Pendant qu’on s’éloignait un nouveau monde s’est apparu


La quarantaine nous a unis , nous a appris  à perdre , nous a appris mieux  à nous connaitre. Mais  à l’intérieur d’un état de perte , il y a une abondance de choses inattendues.

Les soustractions de notre quarantaine sont venues sur les talons des autres il y a en a qui se sont séparés pendant que les villes, les provinces et des états entiers se fermaient . Les restrictions de verrouillage dessinaient un périmètre de plus en plus serré autour de chaque ménage.

Ils ont mis en relief la façon dont la vie de chacun allait être vidée. Cela ressemblait vaguement à être obligé de vivre dans un bâtiment éclaté par une boule de démolition avant le début de la reconstruction. La mise en quarantaine n’a pas seulement ôté les choses , il a révélé  les choses avec une clarté pure et insatiable . Ce qui avait déjà été perdu.

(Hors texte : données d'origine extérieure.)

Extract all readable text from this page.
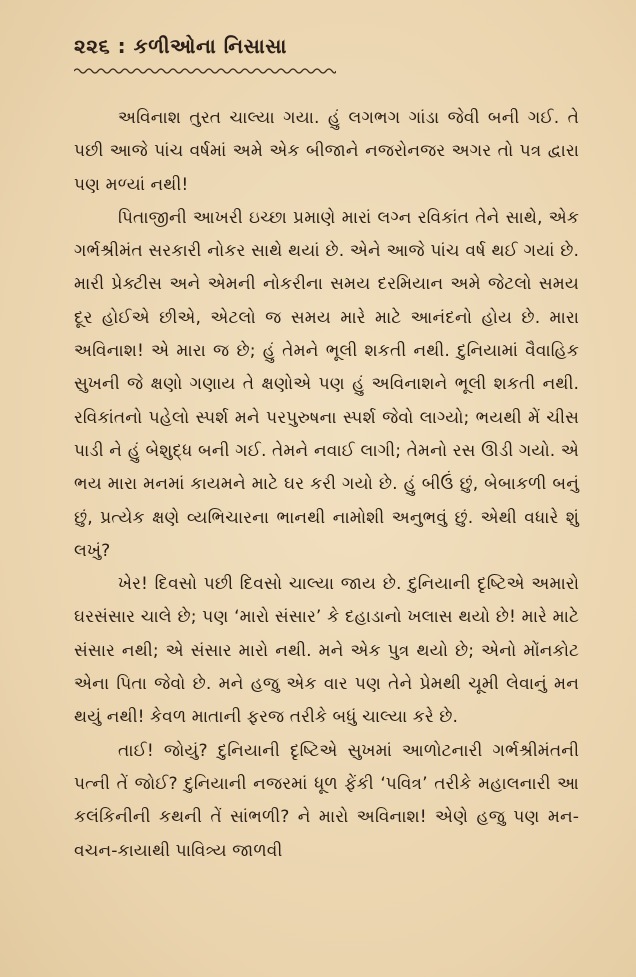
૨૨૬ : કળીઓના નિસાસા

અવિનાશ તુરત ચાલ્યા ગયા. હું લગભગ ગાંડા જેવી બની ગઈ. તે પછી આજે પાંચ વર્ષમાં અમે એક બીજાને નજરોનજર અગર તો પત્ર દ્વારા પણ મળ્યાં નથી!

પિતાજીની આખરી ઇચ્છા પ્રમાણે મારાં લગ્ન રવિકાંત તેને સાથે, એક ગર્ભશ્રીમંત સરકારી નોકર સાથે થયાં છે. એને આજે પાંચ વર્ષ થઈ ગયાં છે. મારી પ્રેક્ટીસ અને એમની નોકરીના સમય દરમિયાન અમે જેટલો સમય દૂર હોઈએ છીએ, એટલો જ સમય મારે માટે આનંદનો હોય છે. મારા અવિનાશ! એ મારા જ છે; હું તેમને ભૂલી શકતી નથી. દુનિયામાં વૈવાહિક સુખની જે ક્ષણો ગણાય તે ક્ષણોએ પણ હું અવિનાશને ભૂલી શકતી નથી. રવિકાંતનો પહેલો સ્પર્શ મને પરપુરુષના સ્પર્શ જેવો લાગ્યો; ભયથી મેં ચીસ પાડી ને હું બેશુદ્ધ બની ગઈ. તેમને નવાઈ લાગી; તેમનો રસ ઊડી ગયો. એ ભય મારા મનમાં કાયમને માટે ઘર કરી ગયો છે. હું બીઉં છું, બેબાકળી બનું છું, પ્રત્યેક ક્ષણે વ્યભિચારના ભાનથી નામોશી અનુભવું છું. એથી વધારે શું લખું?

ખેર! દિવસો પછી દિવસો ચાલ્યા જાય છે. દુનિયાની દૃષ્ટિએ અમારો ઘરસંસાર ચાલે છે; પણ ‘મારો સંસાર’ કે દહાડાનો ખલાસ થયો છે! મારે માટે સંસાર નથી; એ સંસાર મારો નથી. મને એક પુત્ર થયો છે; એનો મોંનકોટ એના પિતા જેવો છે. મને હજુ એક વાર પણ તેને પ્રેમથી ચૂમી લેવાનું મન થયું નથી! કેવળ માતાની ફરજ તરીકે બધું ચાલ્યા કરે છે.

તાઈ! જોયું? દુનિયાની દૃષ્ટિએ સુખમાં આળોટનારી ગર્ભશ્રીમંતની પત્ની તેં જોઈ? દુનિયાની નજરમાં ધૂળ ફેંકી ‘પવિત્ર’ તરીકે મહાલનારી આ કલંકિનીની કથની તેં સાંભળી? ને મારો અવિનાશ! એણે હજુ પણ મન-વચન-કાયાથી પાવિત્ર્ય જાળવી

La difficulté de s’aimer les uns les autres.

Une fois qu’on réalise qu’on passerait plusieurs semaines à la maison, on se  fait un horaire quotidien avec des illustrations maladroites telles des gouttes d’eau parasite à côté , une entrée quarantaine, des  Nettoyages / tâches ménagères comme si nous déployions huit bras pour essuyer les poignées de porte avec de l’eau de Javel. Nous avons été  tous psychologiquement  atteints par ce Virus.

Mais une fois que le virus sévices, même la durée de vie limitée décrite dans notre calendrier arc-en-ciel ,ses couleurs gaies rayonnantes d’optimisme compensatoire et forcé, semblait maintenant naïve dans ses aspirations, ancrée par des promenades que nous ne pouvions plus prendre, des repas qu’on ne pouvait plus goûter et des activités qui exigé de rester vertical plus longtemps qu’on pouvait gérer.

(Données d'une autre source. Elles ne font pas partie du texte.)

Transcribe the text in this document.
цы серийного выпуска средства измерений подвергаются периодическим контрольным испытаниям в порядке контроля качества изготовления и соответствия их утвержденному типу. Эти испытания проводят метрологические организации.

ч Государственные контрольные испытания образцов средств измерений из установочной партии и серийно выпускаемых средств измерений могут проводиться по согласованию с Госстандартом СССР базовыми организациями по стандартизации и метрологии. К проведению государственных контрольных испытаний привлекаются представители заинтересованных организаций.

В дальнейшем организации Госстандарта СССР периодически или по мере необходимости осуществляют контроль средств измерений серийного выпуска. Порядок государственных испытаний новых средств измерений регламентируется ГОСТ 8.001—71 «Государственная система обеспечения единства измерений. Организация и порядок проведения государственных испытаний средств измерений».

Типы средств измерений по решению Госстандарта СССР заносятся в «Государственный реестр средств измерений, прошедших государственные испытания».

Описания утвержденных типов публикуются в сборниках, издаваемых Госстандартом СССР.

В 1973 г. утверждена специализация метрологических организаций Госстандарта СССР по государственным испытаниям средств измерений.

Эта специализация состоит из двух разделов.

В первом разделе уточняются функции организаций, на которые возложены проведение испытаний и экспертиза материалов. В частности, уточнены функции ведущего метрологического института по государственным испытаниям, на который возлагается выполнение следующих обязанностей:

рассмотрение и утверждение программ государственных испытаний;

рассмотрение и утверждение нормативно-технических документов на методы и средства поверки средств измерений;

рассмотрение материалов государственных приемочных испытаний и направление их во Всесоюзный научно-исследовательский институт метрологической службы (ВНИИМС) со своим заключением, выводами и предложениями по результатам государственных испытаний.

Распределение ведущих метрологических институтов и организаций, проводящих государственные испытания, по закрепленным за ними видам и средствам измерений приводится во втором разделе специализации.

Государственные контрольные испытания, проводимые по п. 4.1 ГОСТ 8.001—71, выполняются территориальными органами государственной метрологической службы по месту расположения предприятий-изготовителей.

Heureusement, le printemps s’est pointé, les fleurs au-delà de nos fenêtres, quelles fleurs, ont avaient plus temps , nous étions devenus , aveugles, sourds et presque muets  face  à un ennemi invisible et insaisissable. Le soleil est arrivé comme quelqu’un riant dans une salle d’hôpital.

Ce virus nous a tellement affaiblis, qu’on a  refusé de croire à notre propre fatigue, il nous a zombifié même  sur notre lieu de travail . Mais finalement, on ne pouvait le nier, les douleurs couraient comme des courants électriques à travers nos jambes, nous épuisâmes comme un exercice.  Le virus a envahi nos vies, salissant tout sur son passage. Quand je me réveillais dans l’obscurité, le corps endolori , je vérifiais toujours les nouvelles sur mon téléphone pour me  souvenir avant d’aller au travail que ce n’était pas un cauchemar mais la réalité et mon cadrant sonna.